Ukawa Kô, professeure agrégée à l’Université Taishô. Elle étudie les divers écueils auxquels sont confrontés les réfugiés du Vietnam, notamment les problèmes rencontrés par les femmes pendant et après leur grossesse.
Il existe également des différences d’un pays à un autre dans la façon de prendre un rendez-vous chez le médecin. « Il est parfois difficile pour des personnes originaires de pays en développement de comprendre pourquoi elles ne peuvent pas tout simplement spontanément entrer et voir un médecin en particulier quand elles le souhaitent. Il n’est pas rare non plus qu’une personne se mette littéralement en colère lorsque nous lui disons qu’elle doit d’abord prendre un rendez-vous et que cela prendra peut-être un mois avant de pouvoir s’adresser à un médecin », explique Ukawa Kô.
Malheureusement, les malentendus ne se limitent pas aux étrangers. Ukawa Kô fait remarquer que certains praticiens sont réticents à l’accueil de patients étrangers, prétendant que leur agenda est déjà complet et qu’il est impossible de prendre un rendez-vous. « Dans de telles situations, expliquer qu’un interprète sera présent sur place ou lui assurer que le patient a une assurance maladie peut aider à dénouer la situation. Apaiser les inquiétudes du médecin permet de prendre un rendez-vous dans le calme et la sérénité », explique-t-elle.
Comment expliquer le fonctionnement du système médical japonais ? Quelles informations les établissements médicaux doivent-ils connaître sur les patients ? Ces questions et d’autres méritent d’être posées. Selon elle, une véritable formation pour les personnes qui aident les résidents étrangers est nécessaire, pour leur permettre de faire face à n’importe quelle situation.

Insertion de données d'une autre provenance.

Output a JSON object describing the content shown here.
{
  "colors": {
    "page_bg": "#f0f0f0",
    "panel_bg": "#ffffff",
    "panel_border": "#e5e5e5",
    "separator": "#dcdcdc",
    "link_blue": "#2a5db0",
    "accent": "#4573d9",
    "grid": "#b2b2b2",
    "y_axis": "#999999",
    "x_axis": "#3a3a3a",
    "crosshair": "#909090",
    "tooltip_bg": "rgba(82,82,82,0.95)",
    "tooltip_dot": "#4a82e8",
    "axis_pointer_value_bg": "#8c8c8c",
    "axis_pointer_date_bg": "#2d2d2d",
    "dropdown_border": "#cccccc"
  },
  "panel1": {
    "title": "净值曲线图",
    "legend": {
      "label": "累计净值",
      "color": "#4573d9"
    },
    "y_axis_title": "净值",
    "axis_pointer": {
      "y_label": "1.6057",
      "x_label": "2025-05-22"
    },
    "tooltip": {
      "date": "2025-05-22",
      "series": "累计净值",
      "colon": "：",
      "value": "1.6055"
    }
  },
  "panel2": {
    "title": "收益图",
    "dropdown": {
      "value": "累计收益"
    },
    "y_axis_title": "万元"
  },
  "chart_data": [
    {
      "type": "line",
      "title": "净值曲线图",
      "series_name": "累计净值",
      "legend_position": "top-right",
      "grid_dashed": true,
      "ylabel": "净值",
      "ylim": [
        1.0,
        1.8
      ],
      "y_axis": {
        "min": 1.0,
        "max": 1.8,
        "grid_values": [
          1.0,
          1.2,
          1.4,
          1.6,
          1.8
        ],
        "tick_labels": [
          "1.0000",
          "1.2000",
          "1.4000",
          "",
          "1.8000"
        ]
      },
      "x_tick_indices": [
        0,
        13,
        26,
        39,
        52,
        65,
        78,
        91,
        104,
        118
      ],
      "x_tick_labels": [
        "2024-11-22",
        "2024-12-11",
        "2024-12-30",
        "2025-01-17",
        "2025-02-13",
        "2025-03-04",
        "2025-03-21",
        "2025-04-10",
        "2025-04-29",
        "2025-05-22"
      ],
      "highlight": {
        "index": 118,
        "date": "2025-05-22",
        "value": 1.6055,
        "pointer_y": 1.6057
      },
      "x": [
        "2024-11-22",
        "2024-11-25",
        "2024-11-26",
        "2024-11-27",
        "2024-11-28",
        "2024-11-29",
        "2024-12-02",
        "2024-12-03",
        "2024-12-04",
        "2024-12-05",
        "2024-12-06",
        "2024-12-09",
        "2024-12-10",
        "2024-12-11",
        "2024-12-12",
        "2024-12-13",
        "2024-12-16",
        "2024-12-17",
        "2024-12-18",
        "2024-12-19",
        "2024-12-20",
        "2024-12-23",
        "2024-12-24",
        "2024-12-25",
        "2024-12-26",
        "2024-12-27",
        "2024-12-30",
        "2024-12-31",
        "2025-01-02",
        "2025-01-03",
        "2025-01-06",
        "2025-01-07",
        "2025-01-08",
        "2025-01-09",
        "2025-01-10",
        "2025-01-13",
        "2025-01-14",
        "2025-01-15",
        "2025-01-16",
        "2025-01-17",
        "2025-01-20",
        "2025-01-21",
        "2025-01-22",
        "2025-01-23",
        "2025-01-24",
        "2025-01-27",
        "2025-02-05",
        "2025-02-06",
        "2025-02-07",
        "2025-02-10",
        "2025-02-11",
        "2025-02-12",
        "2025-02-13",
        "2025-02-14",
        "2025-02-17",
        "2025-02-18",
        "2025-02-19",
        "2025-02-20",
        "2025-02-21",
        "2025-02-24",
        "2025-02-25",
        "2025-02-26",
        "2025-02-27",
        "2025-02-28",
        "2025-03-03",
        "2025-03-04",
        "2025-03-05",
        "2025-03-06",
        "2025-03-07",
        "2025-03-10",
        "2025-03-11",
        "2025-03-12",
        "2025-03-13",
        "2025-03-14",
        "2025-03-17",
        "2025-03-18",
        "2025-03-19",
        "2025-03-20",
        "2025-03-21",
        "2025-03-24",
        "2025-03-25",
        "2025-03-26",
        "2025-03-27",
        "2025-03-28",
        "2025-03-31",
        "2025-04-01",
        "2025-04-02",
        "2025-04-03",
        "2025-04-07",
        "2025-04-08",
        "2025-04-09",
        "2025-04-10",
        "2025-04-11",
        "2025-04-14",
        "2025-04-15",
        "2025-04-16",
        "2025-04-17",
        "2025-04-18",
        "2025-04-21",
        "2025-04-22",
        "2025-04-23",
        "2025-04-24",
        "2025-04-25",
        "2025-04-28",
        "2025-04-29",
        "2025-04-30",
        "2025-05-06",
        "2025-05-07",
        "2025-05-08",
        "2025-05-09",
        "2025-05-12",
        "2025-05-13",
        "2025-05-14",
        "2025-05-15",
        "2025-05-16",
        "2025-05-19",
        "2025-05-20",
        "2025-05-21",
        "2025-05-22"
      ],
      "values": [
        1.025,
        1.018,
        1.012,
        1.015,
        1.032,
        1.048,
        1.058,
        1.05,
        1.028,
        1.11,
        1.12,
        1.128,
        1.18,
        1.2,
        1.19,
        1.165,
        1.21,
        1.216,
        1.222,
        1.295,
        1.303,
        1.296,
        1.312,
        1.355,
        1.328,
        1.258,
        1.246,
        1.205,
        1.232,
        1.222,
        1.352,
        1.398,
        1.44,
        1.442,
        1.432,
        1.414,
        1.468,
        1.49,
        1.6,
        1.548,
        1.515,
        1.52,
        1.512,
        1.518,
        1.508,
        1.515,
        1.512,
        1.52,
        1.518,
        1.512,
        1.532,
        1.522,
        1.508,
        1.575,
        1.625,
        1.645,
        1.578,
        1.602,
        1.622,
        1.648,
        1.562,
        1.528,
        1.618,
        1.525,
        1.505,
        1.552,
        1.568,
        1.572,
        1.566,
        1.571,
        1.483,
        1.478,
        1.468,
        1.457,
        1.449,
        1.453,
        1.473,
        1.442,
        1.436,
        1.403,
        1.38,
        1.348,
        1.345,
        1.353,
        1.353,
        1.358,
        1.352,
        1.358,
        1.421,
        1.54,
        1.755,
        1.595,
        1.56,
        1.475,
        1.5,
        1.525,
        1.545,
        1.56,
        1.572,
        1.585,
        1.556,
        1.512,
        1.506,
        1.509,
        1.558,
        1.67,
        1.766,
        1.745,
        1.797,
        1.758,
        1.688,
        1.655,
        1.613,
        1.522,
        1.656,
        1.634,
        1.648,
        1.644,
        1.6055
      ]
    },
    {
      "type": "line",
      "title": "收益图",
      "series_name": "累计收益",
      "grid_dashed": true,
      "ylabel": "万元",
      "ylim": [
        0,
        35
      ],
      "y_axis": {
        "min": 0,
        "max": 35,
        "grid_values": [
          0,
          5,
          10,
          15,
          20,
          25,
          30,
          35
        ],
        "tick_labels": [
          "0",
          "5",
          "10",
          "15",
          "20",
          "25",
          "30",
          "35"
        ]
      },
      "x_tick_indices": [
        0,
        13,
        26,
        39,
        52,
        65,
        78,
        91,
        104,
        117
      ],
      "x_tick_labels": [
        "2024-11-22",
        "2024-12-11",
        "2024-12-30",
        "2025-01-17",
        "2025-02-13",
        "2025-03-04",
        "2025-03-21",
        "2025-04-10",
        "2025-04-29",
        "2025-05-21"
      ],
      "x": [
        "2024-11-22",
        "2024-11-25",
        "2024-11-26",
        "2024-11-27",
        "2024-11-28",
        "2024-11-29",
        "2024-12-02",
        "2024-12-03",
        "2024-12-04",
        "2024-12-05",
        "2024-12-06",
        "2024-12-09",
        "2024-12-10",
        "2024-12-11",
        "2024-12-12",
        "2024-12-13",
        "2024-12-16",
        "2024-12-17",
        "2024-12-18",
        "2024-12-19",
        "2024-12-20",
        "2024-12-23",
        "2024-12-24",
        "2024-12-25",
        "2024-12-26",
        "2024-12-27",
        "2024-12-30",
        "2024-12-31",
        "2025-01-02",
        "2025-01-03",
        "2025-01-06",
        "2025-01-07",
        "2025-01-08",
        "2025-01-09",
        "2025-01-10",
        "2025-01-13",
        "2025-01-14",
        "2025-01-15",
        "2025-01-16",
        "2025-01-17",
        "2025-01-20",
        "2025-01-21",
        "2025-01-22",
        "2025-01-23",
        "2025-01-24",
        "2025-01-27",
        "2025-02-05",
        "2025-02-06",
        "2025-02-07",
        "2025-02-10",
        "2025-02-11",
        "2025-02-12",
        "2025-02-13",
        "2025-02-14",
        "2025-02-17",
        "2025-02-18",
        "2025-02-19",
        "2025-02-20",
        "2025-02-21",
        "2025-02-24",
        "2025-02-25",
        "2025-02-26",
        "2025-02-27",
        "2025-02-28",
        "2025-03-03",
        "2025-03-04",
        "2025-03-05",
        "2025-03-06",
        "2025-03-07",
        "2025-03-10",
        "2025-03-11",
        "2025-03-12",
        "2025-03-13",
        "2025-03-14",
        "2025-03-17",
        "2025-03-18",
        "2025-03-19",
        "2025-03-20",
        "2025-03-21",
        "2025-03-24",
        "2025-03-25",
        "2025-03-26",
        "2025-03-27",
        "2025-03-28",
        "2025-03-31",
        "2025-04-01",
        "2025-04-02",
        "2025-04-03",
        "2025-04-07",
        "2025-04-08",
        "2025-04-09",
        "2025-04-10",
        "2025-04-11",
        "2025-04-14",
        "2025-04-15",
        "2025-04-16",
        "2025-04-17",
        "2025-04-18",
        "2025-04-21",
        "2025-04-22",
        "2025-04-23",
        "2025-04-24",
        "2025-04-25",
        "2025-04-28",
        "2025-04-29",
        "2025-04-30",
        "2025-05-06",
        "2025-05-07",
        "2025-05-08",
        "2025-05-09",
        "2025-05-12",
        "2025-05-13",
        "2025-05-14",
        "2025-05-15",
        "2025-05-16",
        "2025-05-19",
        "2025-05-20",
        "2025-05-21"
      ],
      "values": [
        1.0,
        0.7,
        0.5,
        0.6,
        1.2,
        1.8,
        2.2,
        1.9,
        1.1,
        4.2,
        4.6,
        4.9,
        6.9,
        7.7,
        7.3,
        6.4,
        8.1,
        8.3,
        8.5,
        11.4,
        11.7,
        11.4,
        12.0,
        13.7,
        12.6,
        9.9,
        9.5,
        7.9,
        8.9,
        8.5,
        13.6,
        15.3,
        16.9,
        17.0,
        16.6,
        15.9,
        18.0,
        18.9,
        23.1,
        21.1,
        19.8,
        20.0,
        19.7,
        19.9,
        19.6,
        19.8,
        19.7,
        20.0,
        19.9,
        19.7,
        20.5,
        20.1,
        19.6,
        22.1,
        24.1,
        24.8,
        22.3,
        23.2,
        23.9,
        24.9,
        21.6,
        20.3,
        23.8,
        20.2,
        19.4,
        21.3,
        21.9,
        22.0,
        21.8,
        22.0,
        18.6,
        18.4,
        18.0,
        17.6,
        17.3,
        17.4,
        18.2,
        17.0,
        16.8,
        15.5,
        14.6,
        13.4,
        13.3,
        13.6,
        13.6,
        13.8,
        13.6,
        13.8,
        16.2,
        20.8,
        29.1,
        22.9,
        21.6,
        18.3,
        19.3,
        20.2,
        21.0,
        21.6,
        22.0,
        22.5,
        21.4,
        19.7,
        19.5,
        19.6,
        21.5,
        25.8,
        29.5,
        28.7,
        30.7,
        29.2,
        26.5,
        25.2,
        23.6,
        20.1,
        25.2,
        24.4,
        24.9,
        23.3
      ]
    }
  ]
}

Si dans le cas d’une maladie physique, la nationalité ou l’origine culturelle d’un patient, n’a aucune incidence pour établir un diagnostic, elle peut en avoir une dans le cas d’une maladie mentale. Selon leur culture, les patients ont tendance à décrire leurs symptômes de façon différente. Par exemple, si dans les pays occidentaux, il est courant de dire que l’on se sent « déprimé », en Asie ou en Afrique, on aura plus tendance à décrire ses symptômes en employant des termes physiques comme des maux de tête, des maux d’estomac ou une « boule dans la gorge ».
« Souvent, si un médecin ne constate aucun problème physique, il dira au patient qu’il n’y a rien d’anormal et que tout va bien » explique Ukawa Kô. Elle tient toutefois à attirer l’attention sur le fait que dans de telles situations, il est important que la personne qui apporte son aide envisage plusieurs cas de figure. « Plutôt que de se dire que ce médecin était peut-être un charlatan, il est important d’envisager la possibilité d’une trouble pschologique. »
Dans ce cas, il existe un outil essentiel : le protocole SIGECAPS, une série d’initiales qui permettent d’évaluer huit marqueurs comportementaux d’une personne en dépression : sommeil (sleep), intérêt (interest), culpabilité (guilt), énergie (energy), concentration, appétit (appetite), activité psychomotrice (psychomotor) et suicide. Ukawa Kô explique que si une personne présente des irrégularités dans trois domaines ou plus pendant deux semaines, il est essentiel de la mettre en contact avec un spécialiste des troubles mentaux.